JULIO: Eu não diria que houve um inventor da urna eletrônica. O que ocorreu foi que diversas instituições se reuniram com o objetivo de informatizar o voto eletrônico. Algumas dessas instituições são o Instituto de Pesquisas Espaciais, o INPE, o Ministério da Ciência e Tecnologia, os ministérios da Aeronáutica, da Marinha, do Exército, Ministério de Comunicações, além de que tivemos também a participação de pesquisadores de universidades, como a Universidade Federal do Rio Grande do Sul, além da própria Justiça Eleitoral, que também foi representada. Então, todas essas instituições, elas se uniram no sentido de criar o primeiro protótipo, que foi finalizado em 1995, e em 1996, nós já tivemos as primeiras eleições com urnas eletrônicas.
MADU: Como eram as eleições antes da urna eletrônica?
JULIO: É preciso que a gente lembre que, antes das urnas eletrônicas no Brasil, havia casos muito bem comprovados de fraudes, em todos os momentos em que havia manipulação do papel. Lembrando que o voto era dado em cédulas de papel. E havia formas muito bem estabelecidas, conhecidas, comprovadas de como fraudar a eleição baseada em papel.
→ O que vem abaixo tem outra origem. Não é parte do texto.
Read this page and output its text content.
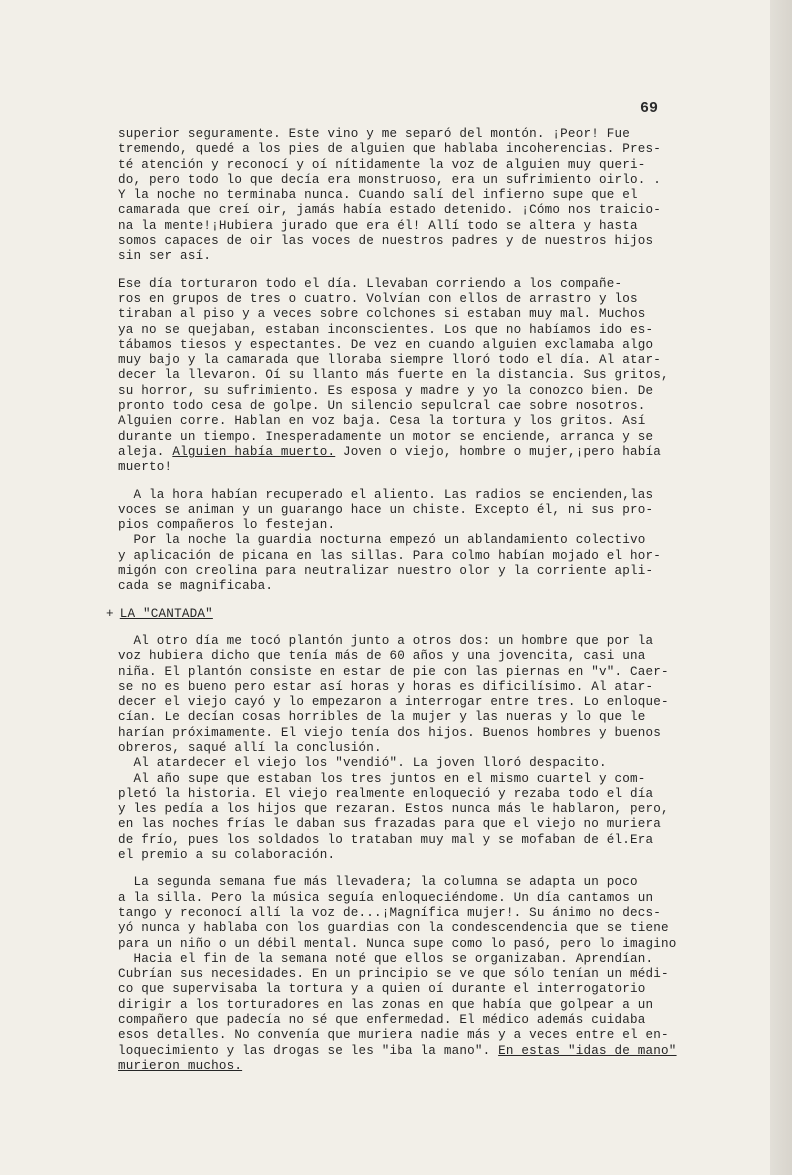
69
superior seguramente. Este vino y me separó del montón. ¡Peor! Fue
tremendo, quedé a los pies de alguien que hablaba incoherencias. Pres-
té atención y reconocí y oí nítidamente la voz de alguien muy queri-
do, pero todo lo que decía era monstruoso, era un sufrimiento oirlo. .
Y la noche no terminaba nunca. Cuando salí del infierno supe que el
camarada que creí oir, jamás había estado detenido. ¡Cómo nos traicio-
na la mente!¡Hubiera jurado que era él! Allí todo se altera y hasta
somos capaces de oir las voces de nuestros padres y de nuestros hijos
sin ser así.
Ese día torturaron todo el día. Llevaban corriendo a los compañe-
ros en grupos de tres o cuatro. Volvían con ellos de arrastro y los
tiraban al piso y a veces sobre colchones si estaban muy mal. Muchos
ya no se quejaban, estaban inconscientes. Los que no habíamos ido es-
tábamos tiesos y espectantes. De vez en cuando alguien exclamaba algo
muy bajo y la camarada que lloraba siempre lloró todo el día. Al atar-
decer la llevaron. Oí su llanto más fuerte en la distancia. Sus gritos,
su horror, su sufrimiento. Es esposa y madre y yo la conozco bien. De
pronto todo cesa de golpe. Un silencio sepulcral cae sobre nosotros.
Alguien corre. Hablan en voz baja. Cesa la tortura y los gritos. Así
durante un tiempo. Inesperadamente un motor se enciende, arranca y se
aleja. Alguien había muerto. Joven o viejo, hombre o mujer,¡pero había
muerto!
A la hora habían recuperado el aliento. Las radios se encienden,las
voces se animan y un guarango hace un chiste. Excepto él, ni sus pro-
pios compañeros lo festejan.
Por la noche la guardia nocturna empezó un ablandamiento colectivo
y aplicación de picana en las sillas. Para colmo habían mojado el hor-
migón con creolina para neutralizar nuestro olor y la corriente apli-
cada se magnificaba.
+ LA "CANTADA"
Al otro día me tocó plantón junto a otros dos: un hombre que por la
voz hubiera dicho que tenía más de 60 años y una jovencita, casi una
niña. El plantón consiste en estar de pie con las piernas en "v". Caer-
se no es bueno pero estar así horas y horas es dificilísimo. Al atar-
decer el viejo cayó y lo empezaron a interrogar entre tres. Lo enloque-
cían. Le decían cosas horribles de la mujer y las nueras y lo que le
harían próximamente. El viejo tenía dos hijos. Buenos hombres y buenos
obreros, saqué allí la conclusión.
Al atardecer el viejo los "vendió". La joven lloró despacito.
Al año supe que estaban los tres juntos en el mismo cuartel y com-
pletó la historia. El viejo realmente enloqueció y rezaba todo el día
y les pedía a los hijos que rezaran. Estos nunca más le hablaron, pero,
en las noches frías le daban sus frazadas para que el viejo no muriera
de frío, pues los soldados lo trataban muy mal y se mofaban de él.Era
el premio a su colaboración.
La segunda semana fue más llevadera; la columna se adapta un poco
a la silla. Pero la música seguía enloqueciéndome. Un día cantamos un
tango y reconocí allí la voz de...¡Magnífica mujer!. Su ánimo no decs-
yó nunca y hablaba con los guardias con la condescendencia que se tiene
para un niño o un débil mental. Nunca supe como lo pasó, pero lo imagino
Hacia el fin de la semana noté que ellos se organizaban. Aprendían.
Cubrían sus necesidades. En un principio se ve que sólo tenían un médi-
co que supervisaba la tortura y a quien oí durante el interrogatorio
dirigir a los torturadores en las zonas en que había que golpear a un
compañero que padecía no sé que enfermedad. El médico además cuidaba
esos detalles. No convenía que muriera nadie más y a veces entre el en-
loquecimiento y las drogas se les "iba la mano". En estas "idas de mano"
murieron muchos.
O que a urna eletrônica fez foi retirar essas etapas de manipulação do papel, e informatizar essas etapas. Com isso a gente conseguiu excluir do processo, todas as fraudes que ocorriam antes, na coleta dos votos. E aí há vários tipos de fraudes comprovadas, como a urna emprenhada, o voto carrossel, o voto formiguinha. São expressões que se usavam no país para detalhar como eram as diversas fraudes, né?
EFEITO SONORO EXPLICAÇÃO
CAETANO: A urna emprenhada, ou “urna grávida”, era quando a urna já chegava na seção de votação com votos dentro. No voto formiguinha ou carrossel, o eleitor levava uma cédula preenchida pro local de votação e trocava com a cédula em branco que recebia dos mesários. Tinha também a marcação das cédulas que tinham voto em branco na hora da apuração.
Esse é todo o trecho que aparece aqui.